Switzerland’s fruit union Suisse says Apple is trying to gain intellectual rights for all depictions of an apple, according to Wired.
The article notes that the fruit farmers’ organization is 111 years old and, for most of its history, it has had as its symbol a red apple with a white cross—the Swiss national flag superimposed on one of its most common fruits.
“We have a hard time understanding this, because it’s not like they’re trying to protect their bitten apple,” Fruit Union Suisse director Jimmy Mariéthoz told Wired, referring to the company’s iconic logo. “Their objective here is really to own the rights to an actual apple, which, for us, is something that is really almost universal … that should be free for everyone to use.”
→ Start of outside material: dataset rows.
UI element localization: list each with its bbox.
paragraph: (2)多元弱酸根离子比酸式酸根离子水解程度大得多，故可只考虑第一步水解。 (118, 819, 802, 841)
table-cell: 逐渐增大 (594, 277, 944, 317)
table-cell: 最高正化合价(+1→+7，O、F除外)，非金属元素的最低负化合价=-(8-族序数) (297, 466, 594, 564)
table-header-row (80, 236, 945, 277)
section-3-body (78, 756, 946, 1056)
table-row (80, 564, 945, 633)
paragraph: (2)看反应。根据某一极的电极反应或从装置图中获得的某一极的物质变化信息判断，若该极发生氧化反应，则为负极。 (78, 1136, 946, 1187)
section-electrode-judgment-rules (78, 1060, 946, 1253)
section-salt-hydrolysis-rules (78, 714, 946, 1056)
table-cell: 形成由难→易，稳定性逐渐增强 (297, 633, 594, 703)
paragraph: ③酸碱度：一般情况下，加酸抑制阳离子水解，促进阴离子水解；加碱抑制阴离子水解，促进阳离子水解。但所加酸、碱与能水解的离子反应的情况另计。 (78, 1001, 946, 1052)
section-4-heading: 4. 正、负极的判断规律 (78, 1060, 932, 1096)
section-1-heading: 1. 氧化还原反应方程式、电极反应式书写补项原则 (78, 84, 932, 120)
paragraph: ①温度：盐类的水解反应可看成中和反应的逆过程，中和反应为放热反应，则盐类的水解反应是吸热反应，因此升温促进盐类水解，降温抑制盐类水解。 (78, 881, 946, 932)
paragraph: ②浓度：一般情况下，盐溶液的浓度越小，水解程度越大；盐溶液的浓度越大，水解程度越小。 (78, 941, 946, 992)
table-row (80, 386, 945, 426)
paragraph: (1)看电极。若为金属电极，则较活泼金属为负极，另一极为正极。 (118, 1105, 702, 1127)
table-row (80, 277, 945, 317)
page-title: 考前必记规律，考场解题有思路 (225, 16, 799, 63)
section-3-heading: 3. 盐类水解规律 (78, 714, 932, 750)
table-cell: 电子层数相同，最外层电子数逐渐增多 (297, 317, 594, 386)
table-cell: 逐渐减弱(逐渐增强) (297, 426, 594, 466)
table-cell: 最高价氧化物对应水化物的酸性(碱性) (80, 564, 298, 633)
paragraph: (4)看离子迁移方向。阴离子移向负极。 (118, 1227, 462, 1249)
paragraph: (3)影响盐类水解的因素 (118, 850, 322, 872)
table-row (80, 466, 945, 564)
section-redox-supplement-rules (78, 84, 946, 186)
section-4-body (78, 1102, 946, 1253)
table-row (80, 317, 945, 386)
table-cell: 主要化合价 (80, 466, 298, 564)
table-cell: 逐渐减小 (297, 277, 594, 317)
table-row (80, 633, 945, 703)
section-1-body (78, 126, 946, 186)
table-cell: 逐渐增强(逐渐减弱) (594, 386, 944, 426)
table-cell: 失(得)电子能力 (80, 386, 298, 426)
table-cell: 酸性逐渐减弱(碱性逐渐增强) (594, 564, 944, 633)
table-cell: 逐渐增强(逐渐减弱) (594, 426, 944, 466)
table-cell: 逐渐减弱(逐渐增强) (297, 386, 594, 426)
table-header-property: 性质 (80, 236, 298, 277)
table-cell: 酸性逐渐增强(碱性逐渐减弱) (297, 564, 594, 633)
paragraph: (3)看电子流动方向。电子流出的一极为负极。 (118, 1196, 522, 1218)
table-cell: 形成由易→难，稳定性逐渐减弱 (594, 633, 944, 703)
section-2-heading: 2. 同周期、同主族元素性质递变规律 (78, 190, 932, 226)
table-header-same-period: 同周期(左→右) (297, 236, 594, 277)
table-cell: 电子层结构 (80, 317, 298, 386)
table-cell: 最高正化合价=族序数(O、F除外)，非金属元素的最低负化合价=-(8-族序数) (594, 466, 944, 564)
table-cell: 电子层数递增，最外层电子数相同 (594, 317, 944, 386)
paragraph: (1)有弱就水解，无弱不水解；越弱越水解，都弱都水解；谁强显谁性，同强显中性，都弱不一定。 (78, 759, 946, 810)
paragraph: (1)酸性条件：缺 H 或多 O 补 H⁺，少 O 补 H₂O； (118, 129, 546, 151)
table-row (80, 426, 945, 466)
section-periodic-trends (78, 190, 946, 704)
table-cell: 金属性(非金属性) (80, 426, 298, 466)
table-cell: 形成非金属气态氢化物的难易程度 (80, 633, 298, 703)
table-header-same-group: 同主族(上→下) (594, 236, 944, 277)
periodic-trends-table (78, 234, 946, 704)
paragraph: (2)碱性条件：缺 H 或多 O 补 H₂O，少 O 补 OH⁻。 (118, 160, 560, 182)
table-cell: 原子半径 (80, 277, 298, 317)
The article adds that, according to the World Intellectual Property Organization’s records, Apple has made similar requests to dozens of IP authorities around the world, with varying degrees of success. Authorities in Japan, Turkey, Israel, and Armenia have acquiesced. “Apple’s quest to own the IP rights of something as generic as a fruit speaks to the dynamics of a flourishing global IP rights industry, which encourages companies to compete obsessively over trademarks they don’t really need,” says Wired.
Apple’s quest to trademark its namesake fruit in Switzerland dates back to 2017. It submitted an application before the Swiss Institute of Intellectual Property (IPI) for IP rights over a realistic, black-and-white depiction of an apple variety called Granny Smith, or green apple.
The application covered a variety of use cases, including electronic, digital, and audiovisual consumer goods and hardware. As noted by NewsBytes, the IPI granted Apple the rights to some goods it wanted. It cited a legal principle that considers generic images of common goods a part of the public domain.
Against this decision, Apple filed an appeal in April this year. The new lawsuit covers those use cases for which IPI did not grant the trademark.